First, we need to lift restrictions on how college athletes make money off their own name, image and likeness. It’s crazy that Nick Saban can make millions by appearing in non-stop Aflac commercials, but if his star players did the same, they would be banned from college sports. I’ll be introducing legislation that gives college athletes the right to make money off their talent, and I won’t support legislation that puts the NCAA in charge of regulating this right.

Putting the NCAA — the group that has the most to lose from generous college athlete endorsement deals — in charge of these endorsement deals would effectively render the right meaningless. If coaches can have unrestricted endorsement rights, so should students. The world won’t end, like all the adults making money off the kids’ free labor claim.

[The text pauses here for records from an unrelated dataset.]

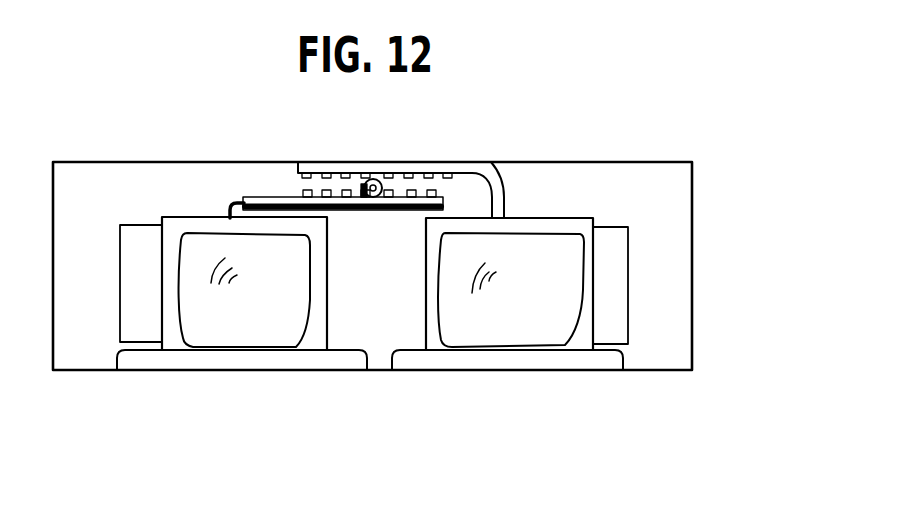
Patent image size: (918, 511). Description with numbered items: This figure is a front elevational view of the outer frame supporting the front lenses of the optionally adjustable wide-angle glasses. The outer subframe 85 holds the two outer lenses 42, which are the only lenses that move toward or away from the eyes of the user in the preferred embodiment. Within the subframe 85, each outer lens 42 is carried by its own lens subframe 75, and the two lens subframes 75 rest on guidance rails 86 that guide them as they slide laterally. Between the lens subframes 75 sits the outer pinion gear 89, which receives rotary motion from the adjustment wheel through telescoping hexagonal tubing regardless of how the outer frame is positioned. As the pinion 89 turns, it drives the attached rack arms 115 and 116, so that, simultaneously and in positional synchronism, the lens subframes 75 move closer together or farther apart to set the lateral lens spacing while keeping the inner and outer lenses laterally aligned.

The outer lenses 42 is at (230, 338).
The lens subframes 75 is at (175, 228).
The subframe 85 is at (680, 194).
The guidance rails 86 is at (428, 362).
The outer pinion gear 89 is at (386, 182).
The rack arm 115 is at (487, 175).
The rack arm 116 is at (240, 198).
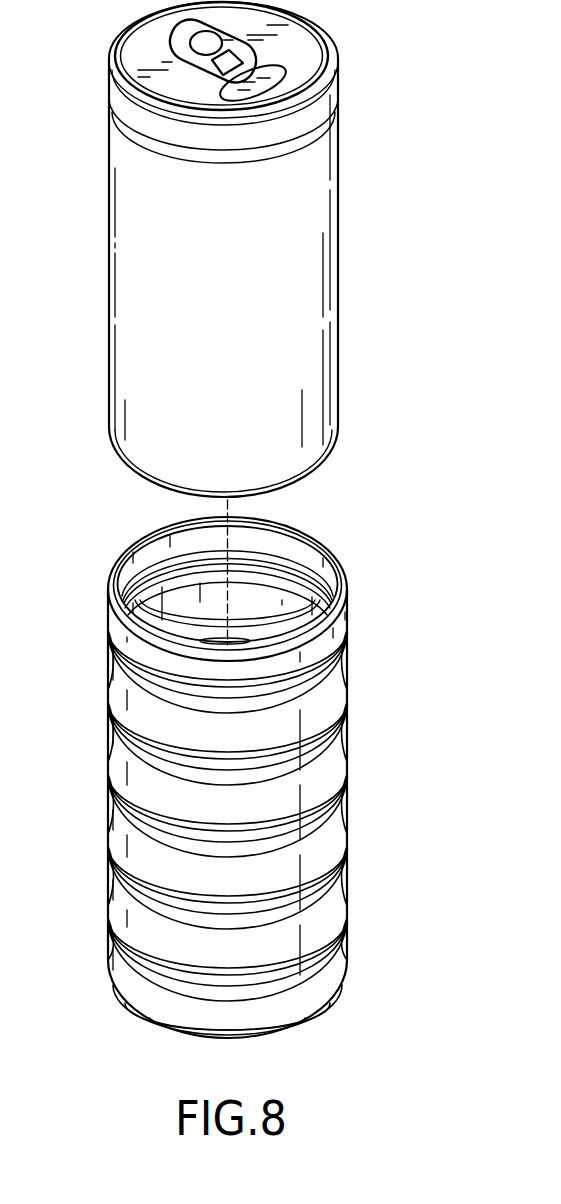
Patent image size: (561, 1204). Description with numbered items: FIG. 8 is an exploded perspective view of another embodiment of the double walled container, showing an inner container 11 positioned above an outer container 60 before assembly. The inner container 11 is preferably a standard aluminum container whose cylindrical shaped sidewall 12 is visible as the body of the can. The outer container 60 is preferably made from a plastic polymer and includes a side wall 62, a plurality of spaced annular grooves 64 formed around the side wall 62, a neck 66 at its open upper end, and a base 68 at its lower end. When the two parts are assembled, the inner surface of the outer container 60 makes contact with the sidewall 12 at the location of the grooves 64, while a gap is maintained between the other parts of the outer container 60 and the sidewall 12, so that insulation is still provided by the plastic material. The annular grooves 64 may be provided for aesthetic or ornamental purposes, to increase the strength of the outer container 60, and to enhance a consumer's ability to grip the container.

The inner container 11 is at (363, 206).
The sidewall 12 is at (223, 285).
The outer container 60 is at (410, 620).
The side wall 62 is at (342, 677).
The annular grooves 64 is at (338, 646).
The neck 66 is at (112, 597).
The base 68 is at (324, 1035).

Timeline for NIL legislation

The bill's introduction comes as there hasn't been much optimism for a federal law governing athlete endorsements to come before July 1 — the date five states' new NIL laws take effect.

The NCAA said on May 19 that it expected its Division I Council to act on new NIL rules in its June 22-23 meeting. Action from the council would come just before the implementation of those new laws and be a boon for schools in the 45 states without laws set to go into effect.

“Having the legislation in place by July 1 would provide greater consistency in the name, image and likeness opportunities available to student-athletes nationally as state laws become effective on or around July 1,” the NCAA said last week. “The Council expressed general support for amending the effective date of the proposals from Aug. 1, 2021, to July 1, 2021, or immediately if action is taken after July 1."